Mr Darnley’s appeal was allowed by the Supreme Court.

Learning points

This case related to care in an Emergency Department. However, there is nothing to indicate that a different approach would be taken by the courts when considering out-of-hospital settings. This is particularly relevant in the context of ‘open surgeries’ or ‘walk-in centres’ providing primary care, where patients may have to wait to be assessed. Practices might therefore consider the following guidance on foot of the judgment:

  • The development of a protocol is critical in terms of defining the roles and responsibilities of non-clinical staff on the ‘frontline’ of a clinical service. Protocols should encompass issues such as:
    • Dealing with special patient groups, for example children and those with special needs.
    • Clearly understood thresholds for alerting clinical staff to the presence of a patient who may require prompt attention, eg patients presenting with time-sensitive complaints such as chest pain.
    • Expectations with regards to documenting patient encounters.
    • Communicating with patients when the waiting time significantly increases, eg because of a medical emergency or staff illness.
  • Appropriate training of non-clinical staff with patient-facing roles is essential. The training needs of temporary/agency staff should be considered as part of induction processes at the practice. In the case of established administrative staff, refresher training should be considered. It is important to retain training materials and logs.
  • The present case could be used as an illustration of the role of administrative staff in providing clear information to patients when they present for clinical assessment and the risks of patient harm, and costly litigation, when the duty of care is breached.
  • Consideration could be given to an agreed ‘script’ or form of words to be used when explaining the system in operation at the practice. Patients should understand what they should do if they believe that their condition is deteriorating whilst waiting for clinical assessment.
  • Written information relating to triage procedures/waiting times, including patient information leaflets and signage within the practice, might be helpful in supplementing verbal explanations and demonstrating that clear guidance has been provided to patients.

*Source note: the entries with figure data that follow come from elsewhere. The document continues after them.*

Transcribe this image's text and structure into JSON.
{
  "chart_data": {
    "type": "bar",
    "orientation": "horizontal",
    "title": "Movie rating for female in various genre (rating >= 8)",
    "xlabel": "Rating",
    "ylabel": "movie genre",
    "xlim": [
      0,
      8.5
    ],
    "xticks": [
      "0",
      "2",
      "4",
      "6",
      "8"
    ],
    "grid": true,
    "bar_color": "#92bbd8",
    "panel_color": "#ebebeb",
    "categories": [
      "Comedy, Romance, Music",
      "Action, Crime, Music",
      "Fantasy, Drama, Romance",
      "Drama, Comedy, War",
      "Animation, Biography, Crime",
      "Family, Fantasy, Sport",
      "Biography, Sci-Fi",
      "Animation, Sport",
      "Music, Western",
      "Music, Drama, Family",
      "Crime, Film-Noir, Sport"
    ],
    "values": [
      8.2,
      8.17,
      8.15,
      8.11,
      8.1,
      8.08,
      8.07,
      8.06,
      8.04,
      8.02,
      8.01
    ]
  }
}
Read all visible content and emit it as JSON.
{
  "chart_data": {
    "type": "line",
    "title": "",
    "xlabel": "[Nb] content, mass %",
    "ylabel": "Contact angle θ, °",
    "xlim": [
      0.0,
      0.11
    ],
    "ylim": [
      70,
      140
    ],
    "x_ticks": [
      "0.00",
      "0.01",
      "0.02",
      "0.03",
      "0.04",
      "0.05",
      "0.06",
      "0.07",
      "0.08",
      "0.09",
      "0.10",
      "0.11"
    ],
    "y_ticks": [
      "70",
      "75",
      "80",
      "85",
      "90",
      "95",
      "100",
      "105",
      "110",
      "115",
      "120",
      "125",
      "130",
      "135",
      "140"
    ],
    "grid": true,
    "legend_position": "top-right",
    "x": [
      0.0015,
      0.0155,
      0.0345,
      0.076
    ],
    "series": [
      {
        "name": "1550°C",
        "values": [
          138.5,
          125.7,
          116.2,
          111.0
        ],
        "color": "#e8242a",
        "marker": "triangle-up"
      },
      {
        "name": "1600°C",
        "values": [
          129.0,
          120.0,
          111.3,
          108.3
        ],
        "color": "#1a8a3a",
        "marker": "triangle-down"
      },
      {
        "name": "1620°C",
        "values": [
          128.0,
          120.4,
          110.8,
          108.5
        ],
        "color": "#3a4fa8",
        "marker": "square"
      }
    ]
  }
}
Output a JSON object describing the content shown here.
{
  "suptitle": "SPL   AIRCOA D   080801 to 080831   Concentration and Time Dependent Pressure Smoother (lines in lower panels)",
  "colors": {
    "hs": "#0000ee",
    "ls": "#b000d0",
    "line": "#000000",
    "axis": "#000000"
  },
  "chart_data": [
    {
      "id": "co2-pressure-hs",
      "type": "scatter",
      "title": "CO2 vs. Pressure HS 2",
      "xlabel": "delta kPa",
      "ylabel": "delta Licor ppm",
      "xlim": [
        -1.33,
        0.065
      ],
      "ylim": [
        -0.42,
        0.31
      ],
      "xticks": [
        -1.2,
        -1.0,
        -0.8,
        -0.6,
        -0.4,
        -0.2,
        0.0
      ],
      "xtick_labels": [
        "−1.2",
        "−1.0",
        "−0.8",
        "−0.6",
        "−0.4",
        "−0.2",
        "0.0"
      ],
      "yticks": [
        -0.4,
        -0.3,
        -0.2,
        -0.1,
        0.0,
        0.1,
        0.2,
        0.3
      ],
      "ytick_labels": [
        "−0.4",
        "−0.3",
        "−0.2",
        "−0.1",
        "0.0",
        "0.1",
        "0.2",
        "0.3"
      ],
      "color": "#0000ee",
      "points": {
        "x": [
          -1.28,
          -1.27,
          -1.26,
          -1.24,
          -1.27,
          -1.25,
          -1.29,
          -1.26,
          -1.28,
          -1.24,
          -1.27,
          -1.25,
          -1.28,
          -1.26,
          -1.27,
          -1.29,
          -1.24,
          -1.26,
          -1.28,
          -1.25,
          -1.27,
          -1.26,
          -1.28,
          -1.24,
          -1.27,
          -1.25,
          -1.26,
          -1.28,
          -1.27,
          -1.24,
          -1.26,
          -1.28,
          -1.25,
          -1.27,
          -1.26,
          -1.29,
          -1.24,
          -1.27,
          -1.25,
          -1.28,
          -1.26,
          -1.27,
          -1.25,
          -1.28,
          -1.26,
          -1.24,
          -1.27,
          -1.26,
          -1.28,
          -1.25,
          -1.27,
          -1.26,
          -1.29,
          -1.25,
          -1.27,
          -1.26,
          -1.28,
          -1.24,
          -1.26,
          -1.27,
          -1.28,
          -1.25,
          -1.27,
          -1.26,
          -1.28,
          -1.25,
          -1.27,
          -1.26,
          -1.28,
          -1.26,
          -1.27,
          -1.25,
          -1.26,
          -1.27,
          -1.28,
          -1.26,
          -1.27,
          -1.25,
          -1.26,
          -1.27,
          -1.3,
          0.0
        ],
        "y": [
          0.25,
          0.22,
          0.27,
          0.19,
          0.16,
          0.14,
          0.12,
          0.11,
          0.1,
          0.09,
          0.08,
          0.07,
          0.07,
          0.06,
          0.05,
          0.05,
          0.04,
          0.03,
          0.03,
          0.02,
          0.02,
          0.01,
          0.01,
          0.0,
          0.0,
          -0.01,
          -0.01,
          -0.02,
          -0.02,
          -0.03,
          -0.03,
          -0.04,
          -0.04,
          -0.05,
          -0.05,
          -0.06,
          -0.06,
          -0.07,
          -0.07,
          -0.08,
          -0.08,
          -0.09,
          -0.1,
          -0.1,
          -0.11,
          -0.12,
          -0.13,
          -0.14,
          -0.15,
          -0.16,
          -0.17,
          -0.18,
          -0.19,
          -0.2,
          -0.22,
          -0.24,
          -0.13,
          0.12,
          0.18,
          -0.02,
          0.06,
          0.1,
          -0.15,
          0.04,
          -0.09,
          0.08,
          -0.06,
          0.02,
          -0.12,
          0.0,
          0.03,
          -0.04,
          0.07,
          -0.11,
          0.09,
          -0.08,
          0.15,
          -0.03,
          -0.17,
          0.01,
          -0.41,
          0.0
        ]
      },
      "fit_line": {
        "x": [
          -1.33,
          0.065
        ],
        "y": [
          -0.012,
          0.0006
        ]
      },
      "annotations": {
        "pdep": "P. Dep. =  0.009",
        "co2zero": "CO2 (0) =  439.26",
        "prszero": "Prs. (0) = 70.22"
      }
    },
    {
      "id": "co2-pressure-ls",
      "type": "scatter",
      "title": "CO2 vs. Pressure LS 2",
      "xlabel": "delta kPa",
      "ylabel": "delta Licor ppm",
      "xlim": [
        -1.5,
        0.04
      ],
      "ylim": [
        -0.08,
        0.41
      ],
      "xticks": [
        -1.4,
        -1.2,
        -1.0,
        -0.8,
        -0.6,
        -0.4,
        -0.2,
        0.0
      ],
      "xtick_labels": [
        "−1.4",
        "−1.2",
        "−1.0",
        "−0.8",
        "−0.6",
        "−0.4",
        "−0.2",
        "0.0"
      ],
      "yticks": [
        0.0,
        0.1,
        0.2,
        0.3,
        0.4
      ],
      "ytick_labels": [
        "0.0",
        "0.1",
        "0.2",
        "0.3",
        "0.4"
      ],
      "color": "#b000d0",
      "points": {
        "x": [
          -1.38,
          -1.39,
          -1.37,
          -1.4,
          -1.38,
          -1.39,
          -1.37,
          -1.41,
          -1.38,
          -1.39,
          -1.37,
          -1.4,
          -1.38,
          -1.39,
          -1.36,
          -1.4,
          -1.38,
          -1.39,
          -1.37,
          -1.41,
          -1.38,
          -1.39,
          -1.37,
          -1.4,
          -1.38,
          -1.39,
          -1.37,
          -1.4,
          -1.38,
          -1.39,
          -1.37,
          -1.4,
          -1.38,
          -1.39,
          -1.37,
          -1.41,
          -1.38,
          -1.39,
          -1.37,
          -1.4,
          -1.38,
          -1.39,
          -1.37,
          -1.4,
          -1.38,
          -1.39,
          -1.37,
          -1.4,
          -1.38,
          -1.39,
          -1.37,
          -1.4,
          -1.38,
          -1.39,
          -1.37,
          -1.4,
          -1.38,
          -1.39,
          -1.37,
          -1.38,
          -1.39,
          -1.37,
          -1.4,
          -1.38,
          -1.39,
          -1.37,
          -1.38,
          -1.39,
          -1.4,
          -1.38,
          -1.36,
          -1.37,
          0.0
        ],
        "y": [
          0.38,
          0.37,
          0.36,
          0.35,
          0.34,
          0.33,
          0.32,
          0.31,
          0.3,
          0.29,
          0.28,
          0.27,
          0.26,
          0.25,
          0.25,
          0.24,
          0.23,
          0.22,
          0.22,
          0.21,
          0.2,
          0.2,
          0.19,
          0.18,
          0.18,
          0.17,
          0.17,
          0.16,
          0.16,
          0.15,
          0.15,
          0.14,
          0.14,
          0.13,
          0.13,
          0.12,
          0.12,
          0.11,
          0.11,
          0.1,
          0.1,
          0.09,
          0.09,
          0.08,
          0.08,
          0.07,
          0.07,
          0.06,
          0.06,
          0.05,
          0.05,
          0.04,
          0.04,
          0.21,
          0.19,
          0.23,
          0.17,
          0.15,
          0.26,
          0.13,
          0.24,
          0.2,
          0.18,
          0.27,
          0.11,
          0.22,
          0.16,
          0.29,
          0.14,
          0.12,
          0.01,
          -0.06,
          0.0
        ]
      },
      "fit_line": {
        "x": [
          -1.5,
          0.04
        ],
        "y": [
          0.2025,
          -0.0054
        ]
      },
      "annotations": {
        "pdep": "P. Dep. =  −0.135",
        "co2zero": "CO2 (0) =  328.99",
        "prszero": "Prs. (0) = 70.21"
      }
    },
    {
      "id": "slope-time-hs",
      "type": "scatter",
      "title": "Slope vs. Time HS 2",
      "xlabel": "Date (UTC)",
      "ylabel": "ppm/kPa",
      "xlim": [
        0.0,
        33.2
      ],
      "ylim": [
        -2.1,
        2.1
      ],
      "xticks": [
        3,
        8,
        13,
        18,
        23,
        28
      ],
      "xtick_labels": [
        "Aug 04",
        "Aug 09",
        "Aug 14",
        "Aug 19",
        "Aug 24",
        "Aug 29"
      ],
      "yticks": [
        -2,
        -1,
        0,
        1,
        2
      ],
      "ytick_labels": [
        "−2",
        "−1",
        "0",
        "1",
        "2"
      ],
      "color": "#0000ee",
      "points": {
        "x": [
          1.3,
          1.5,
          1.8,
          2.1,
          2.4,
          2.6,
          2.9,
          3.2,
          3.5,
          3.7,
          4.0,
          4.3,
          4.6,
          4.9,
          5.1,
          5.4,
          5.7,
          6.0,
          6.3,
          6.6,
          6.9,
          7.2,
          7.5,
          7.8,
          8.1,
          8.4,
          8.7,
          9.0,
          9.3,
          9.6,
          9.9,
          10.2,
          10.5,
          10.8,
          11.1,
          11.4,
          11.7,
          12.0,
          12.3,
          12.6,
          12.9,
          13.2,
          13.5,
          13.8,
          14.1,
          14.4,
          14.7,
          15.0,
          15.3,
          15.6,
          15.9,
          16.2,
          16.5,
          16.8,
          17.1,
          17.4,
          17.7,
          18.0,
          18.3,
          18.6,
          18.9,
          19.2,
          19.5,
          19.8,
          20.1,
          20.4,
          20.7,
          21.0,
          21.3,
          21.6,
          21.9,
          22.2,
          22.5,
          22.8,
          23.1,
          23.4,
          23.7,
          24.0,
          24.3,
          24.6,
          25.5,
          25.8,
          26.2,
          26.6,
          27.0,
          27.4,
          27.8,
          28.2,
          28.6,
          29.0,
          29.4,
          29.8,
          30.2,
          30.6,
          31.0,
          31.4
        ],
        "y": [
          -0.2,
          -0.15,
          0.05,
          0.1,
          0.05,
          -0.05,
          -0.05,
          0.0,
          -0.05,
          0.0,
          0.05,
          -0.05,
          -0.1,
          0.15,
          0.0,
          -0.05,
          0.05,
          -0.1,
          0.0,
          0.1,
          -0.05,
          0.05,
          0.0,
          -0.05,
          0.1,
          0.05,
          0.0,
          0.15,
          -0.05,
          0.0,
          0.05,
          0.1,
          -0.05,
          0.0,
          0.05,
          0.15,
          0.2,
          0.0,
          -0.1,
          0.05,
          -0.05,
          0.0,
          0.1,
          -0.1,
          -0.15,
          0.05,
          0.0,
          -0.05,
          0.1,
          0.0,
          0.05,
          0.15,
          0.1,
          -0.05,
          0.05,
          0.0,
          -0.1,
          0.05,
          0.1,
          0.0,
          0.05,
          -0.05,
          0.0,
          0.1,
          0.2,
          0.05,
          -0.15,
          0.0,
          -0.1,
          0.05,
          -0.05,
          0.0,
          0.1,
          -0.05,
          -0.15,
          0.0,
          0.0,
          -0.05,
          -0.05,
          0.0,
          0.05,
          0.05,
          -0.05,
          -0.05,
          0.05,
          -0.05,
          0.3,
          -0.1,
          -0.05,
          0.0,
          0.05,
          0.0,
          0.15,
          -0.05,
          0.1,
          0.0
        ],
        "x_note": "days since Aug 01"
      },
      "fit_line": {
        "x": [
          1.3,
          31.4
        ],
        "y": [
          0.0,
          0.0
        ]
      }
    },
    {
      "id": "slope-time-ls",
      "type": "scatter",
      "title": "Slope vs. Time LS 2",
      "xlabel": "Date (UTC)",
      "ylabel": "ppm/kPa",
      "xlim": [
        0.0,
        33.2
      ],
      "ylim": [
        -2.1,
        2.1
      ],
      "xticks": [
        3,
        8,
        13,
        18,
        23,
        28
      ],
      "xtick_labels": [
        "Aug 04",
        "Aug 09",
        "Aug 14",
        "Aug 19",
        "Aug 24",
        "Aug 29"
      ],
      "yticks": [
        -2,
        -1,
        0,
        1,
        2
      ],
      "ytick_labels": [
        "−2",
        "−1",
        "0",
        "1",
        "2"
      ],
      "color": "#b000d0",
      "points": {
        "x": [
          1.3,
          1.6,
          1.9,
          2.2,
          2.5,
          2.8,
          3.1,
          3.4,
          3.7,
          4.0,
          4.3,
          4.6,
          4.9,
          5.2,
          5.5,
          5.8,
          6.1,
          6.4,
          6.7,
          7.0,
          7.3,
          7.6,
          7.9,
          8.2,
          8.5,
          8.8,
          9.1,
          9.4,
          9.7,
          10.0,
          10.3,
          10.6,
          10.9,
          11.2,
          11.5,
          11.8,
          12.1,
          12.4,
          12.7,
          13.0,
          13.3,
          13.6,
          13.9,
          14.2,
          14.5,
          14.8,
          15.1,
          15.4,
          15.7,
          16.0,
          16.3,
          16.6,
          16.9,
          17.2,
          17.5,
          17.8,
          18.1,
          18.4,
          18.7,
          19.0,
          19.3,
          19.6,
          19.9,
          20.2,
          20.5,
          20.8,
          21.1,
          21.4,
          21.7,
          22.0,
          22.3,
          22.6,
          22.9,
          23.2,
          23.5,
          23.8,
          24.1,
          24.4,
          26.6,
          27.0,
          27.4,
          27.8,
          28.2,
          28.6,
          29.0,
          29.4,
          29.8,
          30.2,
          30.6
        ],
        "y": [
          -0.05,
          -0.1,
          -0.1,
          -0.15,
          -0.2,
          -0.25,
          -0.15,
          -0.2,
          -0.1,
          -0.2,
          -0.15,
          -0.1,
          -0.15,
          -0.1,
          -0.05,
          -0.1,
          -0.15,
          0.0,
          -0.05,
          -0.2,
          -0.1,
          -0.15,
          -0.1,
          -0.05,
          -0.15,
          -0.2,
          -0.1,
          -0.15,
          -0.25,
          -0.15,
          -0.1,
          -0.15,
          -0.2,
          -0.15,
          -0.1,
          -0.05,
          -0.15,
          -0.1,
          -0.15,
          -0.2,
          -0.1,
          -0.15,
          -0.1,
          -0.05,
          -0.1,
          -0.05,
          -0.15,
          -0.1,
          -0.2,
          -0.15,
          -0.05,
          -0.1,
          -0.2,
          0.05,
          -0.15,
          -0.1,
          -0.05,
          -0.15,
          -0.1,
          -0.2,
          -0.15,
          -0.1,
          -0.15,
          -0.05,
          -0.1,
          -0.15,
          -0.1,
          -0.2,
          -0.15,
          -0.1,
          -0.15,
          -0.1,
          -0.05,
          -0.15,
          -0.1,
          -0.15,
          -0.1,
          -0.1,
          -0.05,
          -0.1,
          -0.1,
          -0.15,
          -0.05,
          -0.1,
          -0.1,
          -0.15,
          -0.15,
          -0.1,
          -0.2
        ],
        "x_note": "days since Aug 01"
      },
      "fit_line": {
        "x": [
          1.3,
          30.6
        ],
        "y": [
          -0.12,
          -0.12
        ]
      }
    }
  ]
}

In conclusion, it is important to reassure non-clinical staff that the judgment does not impose highly unrealistic expectations in relation to the standards of communication with patients. Neither does it impose responsibility with regards to the design of the system in operation at the practice or the fact that some patients will have to wait to be assessed, as a consequence of the resource constraints within healthcare. In Medical Protection’s experience, it is extremely rare for allegations of breach of duty to be directed towards practice receptionists or other administrative staff and we expect this to remain the case.

Reference

  1. Darnley (Appellant) v Croyden Health Services NHS Trust (Respondent) [2018] UKSC 50
Published as Supreme Court judgement in our print publication, Practice Matters.